Не доканчивает монгол и, щелкнув пальцами, красноречиво смолкает, а Павлику рисуется низенький дом, окрашенные светлой краской родные стены, и мама, сидящая в стареньком кресле у лампы, мама старенькая усталыми глазами смотрит на его портрет.

И к такой матери он не хотел приехать! — укоризненно вспыхивает на сердце; но Смущаться некогда, уже утро, поезд ревет оглушительно, продвигаясь по железному мосту, а там влево уже торчат фабричные трубы и шпили церквей, это город, родной город, где они жили, где стоит пансион, где угрюмо высится здание гимназии, тот город, где было столько мыслей, упований, горестей, света и слез. И с яростным шипением врывается паровоз под крышу перрона и останавливается, тихо вздыхая железным чревом.

Приехали.

 

 

Каким маленьким и смешным представляется после Москвы этот город, в дни гимназические казавшийся непроходимым, нескончаемым. Здание вокзала серо и мизерно, залы пусты и темны, коридоры грязны, носильщики заспанные, невежливые, в рваных полушубках, с отмороженными щеками, с бородами в сосульках.

— Два, два носильщика! — командует Умитбаев. Голос его дрожит, он волнуется, он в городе, где жил гимназистом; конечно, теперь директор не опасен, но ведь был он опасным год раньше, был велик, как колокольня, как пожарная каланча, как труба мельницы.

Они выходят на площадку, ищут парного извозчика, таковых не имеется, надо сесть поодиночке, после долгих обсуждений решают сесть вместе на одного, а другого чемоданами нагрузить, чтобы ехал впереди.

— Какой город маленький, Ленев, смотри, какой маленький! — то и дело повторяет Умитбаев, точно с обидой и изумлением. Каким большим он казался в детстве и каким маленьким стал теперь!

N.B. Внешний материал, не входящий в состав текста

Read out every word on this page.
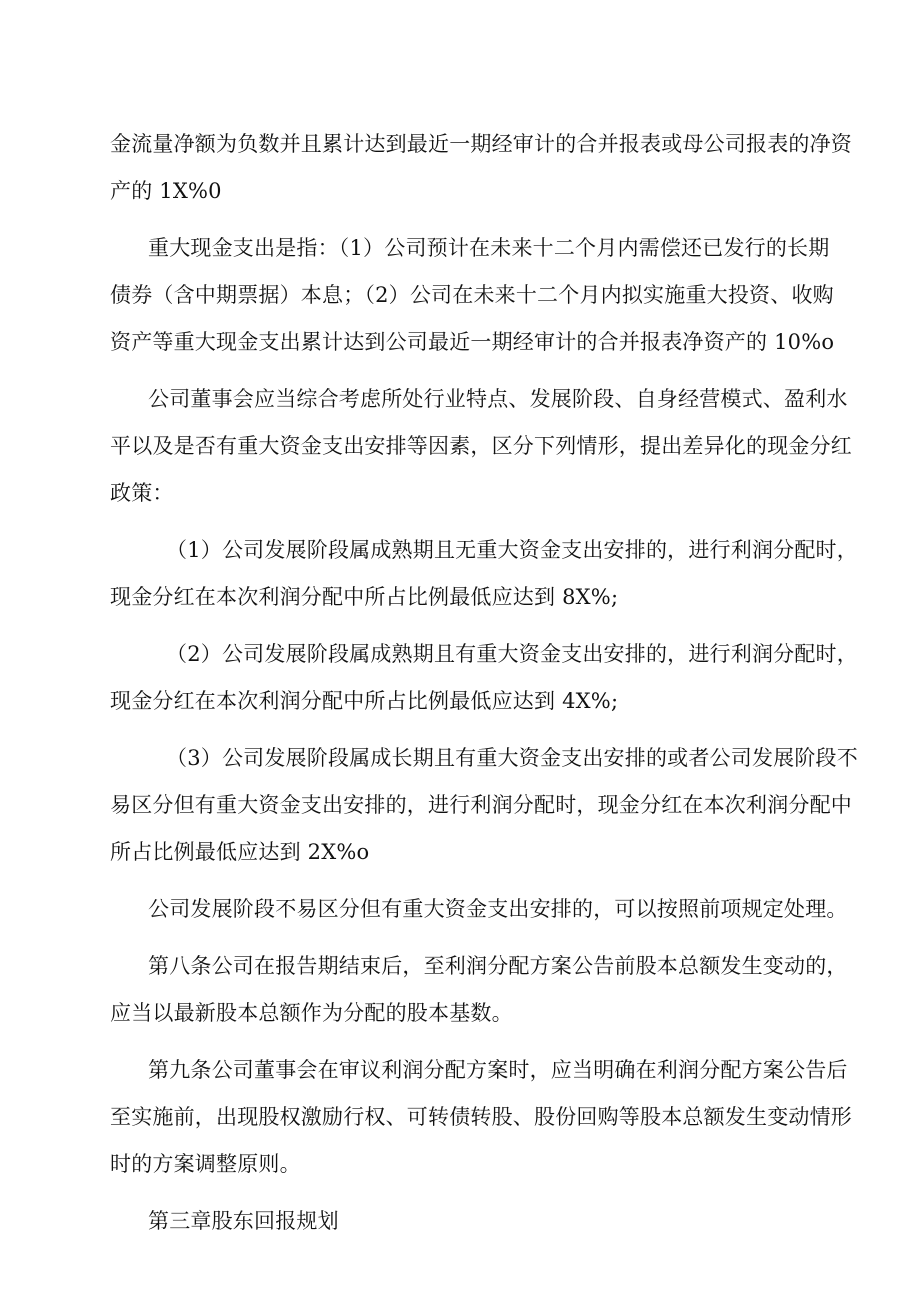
金流量净额为负数并且累计达到最近一期经审计的合并报表或母公司报表的净资
产的 1X%0
重大现金支出是指：（1）公司预计在未来十二个月内需偿还已发行的长期
债券（含中期票据）本息；（2）公司在未来十二个月内拟实施重大投资、收购
资产等重大现金支出累计达到公司最近一期经审计的合并报表净资产的 10%o
公司董事会应当综合考虑所处行业特点、发展阶段、自身经营模式、盈利水
平以及是否有重大资金支出安排等因素，区分下列情形，提出差异化的现金分红
政策：
（1）公司发展阶段属成熟期且无重大资金支出安排的，进行利润分配时，
现金分红在本次利润分配中所占比例最低应达到 8X%;
（2）公司发展阶段属成熟期且有重大资金支出安排的，进行利润分配时，
现金分红在本次利润分配中所占比例最低应达到 4X%;
（3）公司发展阶段属成长期且有重大资金支出安排的或者公司发展阶段不
易区分但有重大资金支出安排的，进行利润分配时，现金分红在本次利润分配中
所占比例最低应达到 2X%o
公司发展阶段不易区分但有重大资金支出安排的，可以按照前项规定处理。
第八条公司在报告期结束后，至利润分配方案公告前股本总额发生变动的，
应当以最新股本总额作为分配的股本基数。
第九条公司董事会在审议利润分配方案时，应当明确在利润分配方案公告后
至实施前，出现股权激励行权、可转债转股、股份回购等股本总额发生变动情形
时的方案调整原则。
第三章股东回报规划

Сугробы снега еще более принижают здания, домики хмурые, затерянные, разбросанные; только ближе к центру начинают попадаться трехэтажные дома, гостиницы, лавки и рестораны. Но как жалобно-провинциально выглядят после Москвы вывески: «Гостиница Венеция», «Отель Лондон», с косыми рамами и приплюснутой крышей. «Номера для проезжающих без крепких напитков», «Военный и штатский портной Амурников», «Персидский столовая Мамуд Амубаба»…

Катятся по сугробам саночки, впереди раскатываются из стороны в сторону непривязанные чемоданы.

— Это только здесь дорога ухабами! — как бы извиняясь перед Павлом, замечает Умитбаев. — Как выедем на Большую улицу, будет чисто и ровно.

Но достигают и Большой улицы, а нет утешения. Конечно, она гораздо шире улиц побочных, но и на ней такие же сугробы снега, правда, снесенные к тротуарам. Может быть, потому, что рано, пустынна и главная улица. Магазины еще не открыты, окна заставлены щитами, только часовые мастера да колониальные лавочки светлеют стеклами, только у хлебных и мясных виден движущийся люд.

— Пожалуй, и мама еще не встала! — взволнованно говорит Павел. — Она не может высчитать по телеграмме, она нас не ожидает сегодня, всего восемь часов, и она, может быть, спит.

— Если хочешь, заглянем ко мне сначала, — предлагает Умитбаев, но так обиженно взглядывает на него Павел, что он тут же отменяет свое предложение. — Нет, она уж конечно встала, — смущенно говорит он.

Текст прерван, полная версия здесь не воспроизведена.